Tu aimais la saison froide tout autant. Les glissades sur la
butte derrière la maison. Les randonnées en ski les samedis dans la forêt. Notre
forêt. Le foyer qui crépitait et séchait nos mitaines gorgées de neige. Les
biscuits trempés dans le chocolat chaud épicé à la cannelle.
Puis, tu t’es dépouillé de tes habits d’enfant. Et plus les
années s’écoulaient, plus tu lui ressemblais. Toujours plus de lui en toi. Ses
gênes ont éclipsé les miens.
Ce qui est une excellente chose.
Car me voilà sanglée dans ces draps tachés de souffrance. Mon
ADN est déficient, et tout mon corps est en rébellion. Chaque cellule qui le
compose mène un combat perdu d’avance.
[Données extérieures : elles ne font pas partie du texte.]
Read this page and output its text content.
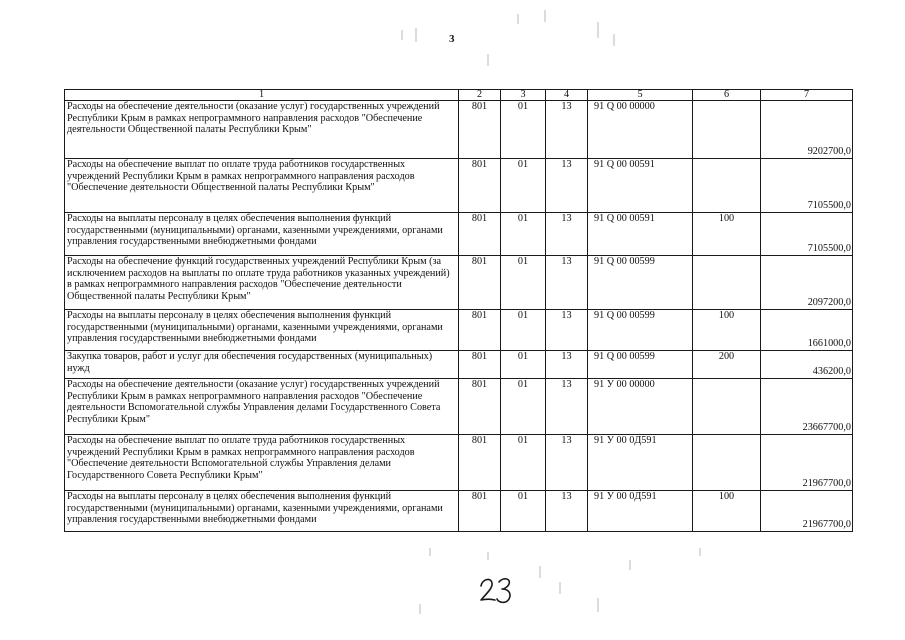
3
1	2	3	4	5	6	7
Расходы на обеспечение деятельности (оказание услуг) государственных учреждений Республики Крым в рамках непрограммного направления расходов "Обеспечение деятельности Общественной палаты Республики Крым"	801	01	13	91 Q 00 00000		9202700,0
Расходы на обеспечение выплат по оплате труда работников государственных учреждений Республики Крым в рамках непрограммного направления расходов "Обеспечение деятельности Общественной палаты Республики Крым"	801	01	13	91 Q 00 00591		7105500,0
Расходы на выплаты персоналу в целях обеспечения выполнения функций государственными (муниципальными) органами, казенными учреждениями, органами управления государственными внебюджетными фондами	801	01	13	91 Q 00 00591	100	7105500,0
Расходы на обеспечение функций государственных учреждений Республики Крым (за исключением расходов на выплаты по оплате труда работников указанных учреждений) в рамках непрограммного направления расходов "Обеспечение деятельности Общественной палаты Республики Крым"	801	01	13	91 Q 00 00599		2097200,0
Расходы на выплаты персоналу в целях обеспечения выполнения функций государственными (муниципальными) органами, казенными учреждениями, органами управления государственными внебюджетными фондами	801	01	13	91 Q 00 00599	100	1661000,0
Закупка товаров, работ и услуг для обеспечения государственных (муниципальных) нужд	801	01	13	91 Q 00 00599	200	436200,0
Расходы на обеспечение деятельности (оказание услуг) государственных учреждений Республики Крым в рамках непрограммного направления расходов "Обеспечение деятельности Вспомогательной службы Управления делами Государственного Совета Республики Крым"	801	01	13	91 У 00 00000		23667700,0
Расходы на обеспечение выплат по оплате труда работников государственных учреждений Республики Крым в рамках непрограммного направления расходов "Обеспечение деятельности Вспомогательной службы Управления делами Государственного Совета Республики Крым"	801	01	13	91 У 00 0Д591		21967700,0
Расходы на выплаты персоналу в целях обеспечения выполнения функций государственными (муниципальными) органами, казенными учреждениями, органами управления государственными внебюджетными фондами	801	01	13	91 У 00 0Д591	100	21967700,0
La mort me guette et m’attend.
Je sens tes doigts d’homme qui massent délicatement la peau
translucide de mes mains. Si au moins une parcelle de vie subsistait encore en
moi pour que je te rende la caresse. Et ces mots qui m’habitent; ils n’ont plus
la force de franchir le portail de mes lèvres. Pourtant, j’aimerais tant te
dire au revoir. Te conjuguer l’amour au présent, une toute dernière fois.
Ne t’en fais pas, mon grand. Je n’ai plus peur. La douleur
m’a quittée comme l’amant se sauve au petit matin. Le brouillard opaque qui m’encerclait
se dissipe. Je revois notre forêt. Le sentier. Les herbes folles caressent mes
chevilles nues. Je les sens! Et cette odeur de terre mouillée, et d’aiguilles
de sapin baumier! Au loin, une lueur orangée. Pas celle qui émane des villes
les soirs de nuages, non. Une lumière chaude, enveloppante. Un feu de braises
qui frissonne. J’ai envie de m’y consumer.
C’est cela, mourir?
Comme c’est paisible.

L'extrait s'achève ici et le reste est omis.